Meigetsu-in is a temple that is entirely covered by flowers of the four seasons and the lush green. This picture perfect temple is best enjoyed when the flowers arrive from plum in February through to Autumn leaves changing their colors. Throughout the year you’ll find plenty of flower blooms to discover, but none more impressive than the deep blue tones of the blossoms of iris and hydrangea in Spring and Summer months. It becomes much more popular to take photos of the back garden through the round and open window from the traditional Japanese rock garden. On a weekday in the early morning is best to do so. Gesshoken tea house is located in the Meigetsu-in and is full of greenery and hidden nooks to sit in. It’s a great place to escape and slow down to drink Maccha green tea.
3. Kaizoji Temple
If you want to set out to see historic sites and get a feel for the shogunate capital, my recommendation is to pass cutting roads in Kamakura. The Kamakura Shogunate started here in Kamakura, because it was an easy place to defend due to its natural mountain setting. During the walk from Kita-Kamakura Station, there is Kamegayatsu-zaka cutting road. People carved into the mountains and created a base of defense. It was a very narrow pass slope, but I could feel much cooler, walking under shady, green trees.
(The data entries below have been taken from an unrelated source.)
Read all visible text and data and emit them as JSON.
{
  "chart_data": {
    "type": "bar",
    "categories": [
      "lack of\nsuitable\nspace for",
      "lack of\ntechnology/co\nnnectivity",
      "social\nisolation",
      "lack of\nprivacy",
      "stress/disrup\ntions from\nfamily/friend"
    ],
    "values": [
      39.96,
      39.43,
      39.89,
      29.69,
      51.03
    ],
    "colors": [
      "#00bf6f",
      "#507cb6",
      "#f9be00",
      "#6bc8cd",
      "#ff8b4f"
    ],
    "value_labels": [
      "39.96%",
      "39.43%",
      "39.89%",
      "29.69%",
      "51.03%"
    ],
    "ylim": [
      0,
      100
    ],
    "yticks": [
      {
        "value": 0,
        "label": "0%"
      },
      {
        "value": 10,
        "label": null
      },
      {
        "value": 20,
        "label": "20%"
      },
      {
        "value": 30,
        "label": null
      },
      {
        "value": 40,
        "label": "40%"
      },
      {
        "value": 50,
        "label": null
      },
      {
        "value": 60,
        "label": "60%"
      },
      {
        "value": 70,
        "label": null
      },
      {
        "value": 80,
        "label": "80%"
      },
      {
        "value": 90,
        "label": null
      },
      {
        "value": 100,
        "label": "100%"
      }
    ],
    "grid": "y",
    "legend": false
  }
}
Near the end of Kamegayatsu-zaka cutting road, Kaizoji Temple is located. The main attraction of Kaizoji Temple is to visit the 16 small wells and seasonal flowers in the garden. The site is so small and will take around a half-hour to visit.
4. Genjiyama Park
The main reason travellers visit Kamakura is to visit the Zeniarai Benten Shrine near Genjiyama Park. It is believed that washing money in the spring of the Zeniarai Benten Shrine will purify it and bring you more. You can reach here through Kewaizaka cutting road in Genjiyama Park from Kaizoji Temple.
5. Houkokuji Temple
Hokokuji Temple bamboo grove is one of the most photographed spots in Kamakura. The best way to see and take the best photos is by spending a quiet morning.
6. Jomyoji Temple
Jomyoji Temple dates back to the 12th century and is considered one of the best preserved temples in Kamakura. The traditional Japanese dry rock garden is beautifully serene and even manages to be by-passed by visiting tourists. Visit this temple if you’re looking to avoid the crowds. If matcha is your thing, you can’t go past the Kisenan tea shop where you can have a matcha experience with Japanese sweets.
Ishigama Garden Terrace sits perched up on the hill in Jomyoji Temple and offers a health-conscious menu with local produce. Enjoy your meal here and then browse the shelves of their gift store located inside the restaurant.